As an outcome of the design research, we provide new theoretical insights but also come to reconsider design heuristics that were previously suggested within action-based embodied design genre (Abrahamson, 2014; Abrahamson et al., 2020; Alberto et al., 2021). Particularly, we address the issue of postponing the introduction of symbolic artifacts, such as grids and numbers. According to our theoretical proposal, an artifact becomes an organic and fully understood extension in a student’s body–artifacts FDS when it has been crystallized as a reification of students’ actions. To achieve this understanding, technological environments need to provide opportunities not only for developing sensory-motor coordinations (step 1 in reification) but also for re-inventing mathematical artifacts (step 2 in reification). As Kaput states, “building symbols is a major part of what it means to be human” (1991, p. 151). We call for (technological) design solutions that would allow learners themselves to introduce and interlink notations as reifying their sensory-motor actions, thus re-inventing mathematics. Our approach does not support introducing material artifacts and symbols as co-present in the environment (Coles & Sinclair, 2019; Reinschlüssel et al., 2018) and designs developed on the basis of automatically interlinking multiple representations (criticized already in Yerushalmy, 1991).

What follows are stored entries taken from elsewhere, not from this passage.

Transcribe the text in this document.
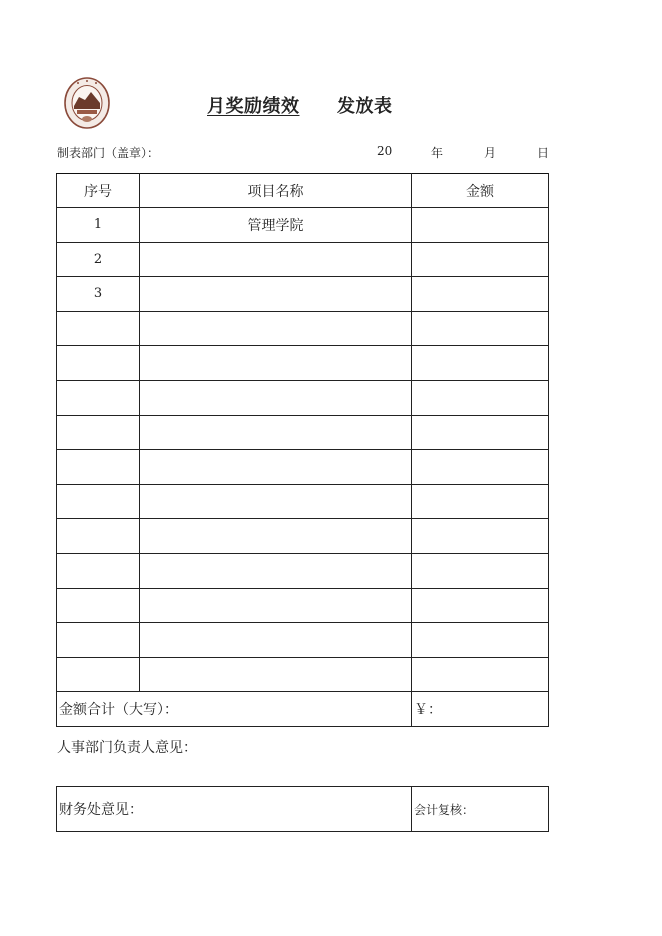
月奖励绩效	发放表
制表部门（盖章）：	20	年	月	日
序号	项目名称	金额
1	管理学院	
2		
3		

金额合计（大写）：		￥：
人事部门负责人意见：
财务处意见：	会计复核：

Instead, the re-invention of mathematical artifacts as a design heuristic resonates with realistic mathematics frameworks of progressive mathematization (Freudenthal, 1972) and emergent models (Gravemeijer, 1999), and with material-making and constructionist ideas that focus on students’ abilities to create their own mathematical environments (e.g., Abrahamson & Chase, 2020; Ng & Ferrara, 2020).

We argue that symbolization with new inscriptions leads to transforming—not representing—students’ reality and to extending their cognitive systems by new cultural artifacts. Theoretically embedding cultural artifacts into embodied cognitive systems, we contribute to overcoming the gap between sociocultural and cognitivist theories, and see cognition as indispensable from material|ideal culture. Focusing on the environment as developing for a learner in the education process, we invite educators to create environments that foster cultural forms of action and perception as well as further transformations of those environments by the students themselves through re-invention of the cultural artifacts.